Sculpture gardens are a natural fit for San Diego, considering our weather, and we’ve got several standouts. One is in Escondido’s Kit Carson Park, where Niki de Saint Phalle’s pieces playfully explore California’s roots (mythic, historic, and cultural). The San Diego Museum of Art’s Balboa Park sculpture garden, though small, includes important pieces by Moore, Miró, Calder, and other 20th Century artists. And going on a treasure hunt to find all the pieces in the Stuart Collection at the University of California, San Diego (UCSD) is the coolest way I know to experience the campus.

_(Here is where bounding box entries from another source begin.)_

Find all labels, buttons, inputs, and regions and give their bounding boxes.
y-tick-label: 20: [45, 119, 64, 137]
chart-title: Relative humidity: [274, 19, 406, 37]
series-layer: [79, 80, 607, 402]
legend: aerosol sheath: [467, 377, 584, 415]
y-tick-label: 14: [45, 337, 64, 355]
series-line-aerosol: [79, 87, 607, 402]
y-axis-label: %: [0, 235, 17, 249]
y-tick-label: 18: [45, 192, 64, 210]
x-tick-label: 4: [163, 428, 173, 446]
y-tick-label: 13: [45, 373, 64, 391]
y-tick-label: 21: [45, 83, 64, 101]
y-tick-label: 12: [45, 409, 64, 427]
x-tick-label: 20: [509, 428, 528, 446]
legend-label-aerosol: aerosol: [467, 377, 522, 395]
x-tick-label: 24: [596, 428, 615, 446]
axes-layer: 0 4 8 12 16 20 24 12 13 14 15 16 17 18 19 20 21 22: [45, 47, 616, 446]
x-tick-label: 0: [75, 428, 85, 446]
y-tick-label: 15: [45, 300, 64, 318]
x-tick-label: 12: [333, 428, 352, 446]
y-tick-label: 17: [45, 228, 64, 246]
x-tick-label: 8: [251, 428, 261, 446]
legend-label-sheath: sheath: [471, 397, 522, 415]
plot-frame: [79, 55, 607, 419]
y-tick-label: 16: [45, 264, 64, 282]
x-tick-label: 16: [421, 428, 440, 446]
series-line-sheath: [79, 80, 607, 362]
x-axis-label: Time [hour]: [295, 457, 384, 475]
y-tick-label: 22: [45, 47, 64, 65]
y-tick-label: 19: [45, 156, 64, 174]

Now another world-class installation is gracing the San Diego landscape — at least for the next 12 months. “Waterfront Steel: The Tidelands Sculpture Exhibition” consists of 13 monumental steel sculptures by French-born, Manhattan-based Bernar Venet, considered by some to be one of the world’s most important living sculptors. Scott White, Venet’s West Coast dealer, organized the exhibition in collaboration with the Port of San Diego. Venet’s works have been exhibited in major cities in the US, Europe, Asia, the Middle East, and South Africa.
For a complete listing of the works, see Robert L. Pincus’s insightful review in the Union-Tribune. The Scott White Contemporary Art gallery in Little Italy has also mounted an exhibition running now through January 3 that includes more sculptures, as well as pastel on paper drawings.